BGMEA President says Bangladeshi RMG factories forced to take discounted price orders to “survive”

BGMEA President says Bangladeshi RMG factories forced to take discounted price orders to “survive”
Bangladeshi RMG workers striking last year over pay and conditions.

In an interview with The Daily Ittefaq, a Bengali-language newspaper, the President of the Bangladesh Garment Manufacturers and Exporters Association (BGMEA), SM Mannan Kochi, has said that with 50% rises in production costs, factory owners are forced to take orders from suppliers of large multinational retailers at discounted prices in order “to survive”. 

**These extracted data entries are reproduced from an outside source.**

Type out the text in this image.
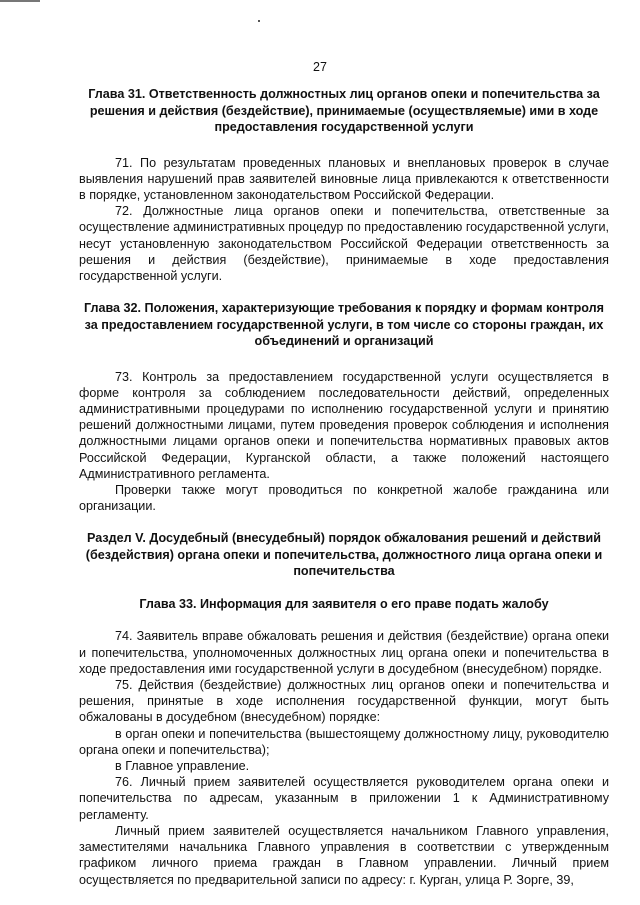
27
Глава 31. Ответственность должностных лиц органов опеки и попечительства за решения и действия (бездействие), принимаемые (осуществляемые) ими в ходе предоставления государственной услуги

71. По результатам проведенных плановых и внеплановых проверок в случае выявления нарушений прав заявителей виновные лица привлекаются к ответственности в порядке, установленном законодательством Российской Федерации.

72. Должностные лица органов опеки и попечительства, ответственные за осуществление административных процедур по предоставлению государственной услуги, несут установленную законодательством Российской Федерации ответственность за решения и действия (бездействие), принимаемые в ходе предоставления государственной услуги.

Глава 32. Положения, характеризующие требования к порядку и формам контроля за предоставлением государственной услуги, в том числе со стороны граждан, их объединений и организаций

73. Контроль за предоставлением государственной услуги осуществляется в форме контроля за соблюдением последовательности действий, определенных административными процедурами по исполнению государственной услуги и принятию решений должностными лицами, путем проведения проверок соблюдения и исполнения должностными лицами органов опеки и попечительства нормативных правовых актов Российской Федерации, Курганской области, а также положений настоящего Административного регламента.

Проверки также могут проводиться по конкретной жалобе гражданина или организации.

Раздел V. Досудебный (внесудебный) порядок обжалования решений и действий (бездействия) органа опеки и попечительства, должностного лица органа опеки и попечительства
Глава 33. Информация для заявителя о его праве подать жалобу

74. Заявитель вправе обжаловать решения и действия (бездействие) органа опеки и попечительства, уполномоченных должностных лиц органа опеки и попечительства в ходе предоставления ими государственной услуги в досудебном (внесудебном) порядке.

75. Действия (бездействие) должностных лиц органов опеки и попечительства и решения, принятые в ходе исполнения государственной функции, могут быть обжалованы в досудебном (внесудебном) порядке:

в орган опеки и попечительства (вышестоящему должностному лицу, руководителю органа опеки и попечительства);

в Главное управление.

76. Личный прием заявителей осуществляется руководителем органа опеки и попечительства по адресам, указанным в приложении 1 к Административному регламенту.

Личный прием заявителей осуществляется начальником Главного управления, заместителями начальника Главного управления в соответствии с утвержденным графиком личного приема граждан в Главном управлении. Личный прием осуществляется по предварительной записи по адресу: г. Курган, улица Р. Зорге, 39,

The increases in production costs, including electricity, gas, diesel and general transport costs are stretching factories producing Ready-Made Garments for large retailers. Kochi also stated that, additional inflationary factors, like increases in bank rates and workers wages mean that production costs are up 50%. 


When asked about a number of factory closures, Kochi suggested that new compliance obligations, established some of which established after the Rana Plaza tragedy, and worryingly, “non-payments from buyers” had forced factory closures. 


impACT International is highly concerned that despite multinational retailers placing significant pressure on factories to raise minimum wages for RMG workers, continue to “pay below the cost of production”. Through four human rights multi-stakeholder initiatives, which included 600-plus companies, like Adidas, H&M Group, Gap Inc and Zara, “banded together for a higher minimum wage for Bangladesh’s garment workers”, expressing that they “firmly believe that every worker should earn a living wage”, suppliers of RMG materials still do not pay at market price for these goods. 


impACT suggests that establishing a proper minimum wage for highly over-worker and exploited RMG workers is of course vital, industry-wide failures to pay factories properly for their goods reflects highly disingenuous attitudes, which reflect poorly on attempts to make a better, more equitable, working environment for those at the base of the supply chain.